Кроме лицевых рукописей, на Афоне встречаются и другие памятники византийского искусства. Видное место в ряду их занимают перегородчатые эмали; значительное количество их находится в лаврском соборе: на ковчеге, содержащем в себе часть древа Господня, медальонные, эмалевые изображения апостолов и святых: ап. Матфея и Андрея, Иоанна Златоуста, св. Николая, прор. Илии, ап. Симона, Григория Богослова, Феодора Стратилата и др. Всех медальонов 16; из них некоторые повреждены. Относятся они ко временам Никифора Фоки. В алтаре лаврского собора на полях мозаического образа Иоанна Богослова находятся эмалевые изображения свв.

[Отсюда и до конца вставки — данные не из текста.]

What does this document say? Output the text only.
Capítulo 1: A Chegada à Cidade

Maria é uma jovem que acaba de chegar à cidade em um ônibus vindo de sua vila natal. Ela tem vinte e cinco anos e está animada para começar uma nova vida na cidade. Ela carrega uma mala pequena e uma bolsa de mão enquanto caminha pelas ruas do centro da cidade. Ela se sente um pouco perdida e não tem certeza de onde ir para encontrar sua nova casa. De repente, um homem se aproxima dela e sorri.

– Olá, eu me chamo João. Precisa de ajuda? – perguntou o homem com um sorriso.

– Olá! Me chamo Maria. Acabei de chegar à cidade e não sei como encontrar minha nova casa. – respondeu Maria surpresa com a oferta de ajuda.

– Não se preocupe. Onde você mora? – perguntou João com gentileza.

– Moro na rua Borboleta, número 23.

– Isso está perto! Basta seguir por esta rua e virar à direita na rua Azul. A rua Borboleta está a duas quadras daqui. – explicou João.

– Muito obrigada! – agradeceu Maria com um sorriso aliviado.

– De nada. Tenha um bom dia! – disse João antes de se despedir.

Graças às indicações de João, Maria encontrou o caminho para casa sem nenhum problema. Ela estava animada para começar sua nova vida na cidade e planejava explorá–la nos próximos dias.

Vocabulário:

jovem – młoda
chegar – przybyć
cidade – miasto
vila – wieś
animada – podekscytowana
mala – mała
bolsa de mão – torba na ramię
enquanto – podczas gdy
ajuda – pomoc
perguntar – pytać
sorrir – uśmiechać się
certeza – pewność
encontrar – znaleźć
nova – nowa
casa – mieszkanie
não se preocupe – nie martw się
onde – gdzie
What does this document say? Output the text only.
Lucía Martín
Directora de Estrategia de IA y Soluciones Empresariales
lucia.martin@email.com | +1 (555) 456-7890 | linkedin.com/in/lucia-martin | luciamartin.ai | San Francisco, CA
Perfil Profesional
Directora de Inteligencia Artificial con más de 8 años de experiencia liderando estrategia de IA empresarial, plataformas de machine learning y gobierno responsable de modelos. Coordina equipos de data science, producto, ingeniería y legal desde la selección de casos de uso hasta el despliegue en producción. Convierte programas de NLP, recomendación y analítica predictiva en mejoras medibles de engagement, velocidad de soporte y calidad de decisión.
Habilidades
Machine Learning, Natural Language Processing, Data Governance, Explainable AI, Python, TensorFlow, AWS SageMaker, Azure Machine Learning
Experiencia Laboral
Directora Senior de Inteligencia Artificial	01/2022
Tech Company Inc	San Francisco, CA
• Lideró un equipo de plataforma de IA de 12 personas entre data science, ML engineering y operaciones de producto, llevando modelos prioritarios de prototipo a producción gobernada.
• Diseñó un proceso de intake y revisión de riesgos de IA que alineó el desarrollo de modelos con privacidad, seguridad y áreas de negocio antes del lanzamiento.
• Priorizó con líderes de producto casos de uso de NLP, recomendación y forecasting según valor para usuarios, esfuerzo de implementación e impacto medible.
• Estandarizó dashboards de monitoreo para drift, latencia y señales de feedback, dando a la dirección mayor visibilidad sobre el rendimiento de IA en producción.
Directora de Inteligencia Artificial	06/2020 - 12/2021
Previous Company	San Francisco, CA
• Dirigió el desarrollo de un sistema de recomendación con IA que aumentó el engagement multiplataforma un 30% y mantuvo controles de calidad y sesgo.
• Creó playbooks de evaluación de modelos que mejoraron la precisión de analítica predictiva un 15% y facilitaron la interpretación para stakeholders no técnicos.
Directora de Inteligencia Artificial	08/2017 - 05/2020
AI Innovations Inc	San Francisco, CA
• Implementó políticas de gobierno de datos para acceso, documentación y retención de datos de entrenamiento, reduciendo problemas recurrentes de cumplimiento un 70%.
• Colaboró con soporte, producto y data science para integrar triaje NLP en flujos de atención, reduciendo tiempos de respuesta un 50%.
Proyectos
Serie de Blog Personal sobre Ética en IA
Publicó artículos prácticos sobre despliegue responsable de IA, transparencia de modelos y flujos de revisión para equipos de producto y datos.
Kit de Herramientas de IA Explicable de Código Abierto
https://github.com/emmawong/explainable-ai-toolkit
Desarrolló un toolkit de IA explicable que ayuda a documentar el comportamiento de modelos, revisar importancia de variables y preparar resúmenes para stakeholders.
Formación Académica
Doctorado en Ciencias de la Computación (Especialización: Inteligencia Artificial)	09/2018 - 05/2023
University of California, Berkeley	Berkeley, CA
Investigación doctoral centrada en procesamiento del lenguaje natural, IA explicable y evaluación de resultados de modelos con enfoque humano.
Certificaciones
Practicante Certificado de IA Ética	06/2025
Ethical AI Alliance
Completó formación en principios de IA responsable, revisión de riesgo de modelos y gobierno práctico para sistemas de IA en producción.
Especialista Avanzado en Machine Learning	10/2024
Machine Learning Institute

Иоанна Златоуста, Иоанна Постника, Иоанна Каливита, Захарии и Елизаветы, Иоанна Анаргира, Иоанна Милостивого, Иоанна Дамаскина и Иоанна Лествичника; а вверху уготование престола. Эмали эти хуже предыдущих: одежды сделаны, правда, очень хорошо, но лики святых довольно грубы; приписывают их Иоанну Цимисхию, хотя, быть может, основанием к тому служит только его имя Иоанн, тожественное с именами помещенных здесь святых. Несколько эмалевых пластин на полях очень древней иконы Петра и Павла в Ватопедском монастыре. Четыре эмалевые пластины встретили мы также на полях Евангелия (№ 678) в библиотеке Хиландарского монастыря, с изображениями архангелов Михаила и Гавриила и Иоанна Предтечи; относятся они приблизительно к XII в. Наличное состояние их и способ хранения дают основание думать, что они в скором времени будут совершенно уничтожены. Других памятников византийской эпохи мы не нашли на Афоне.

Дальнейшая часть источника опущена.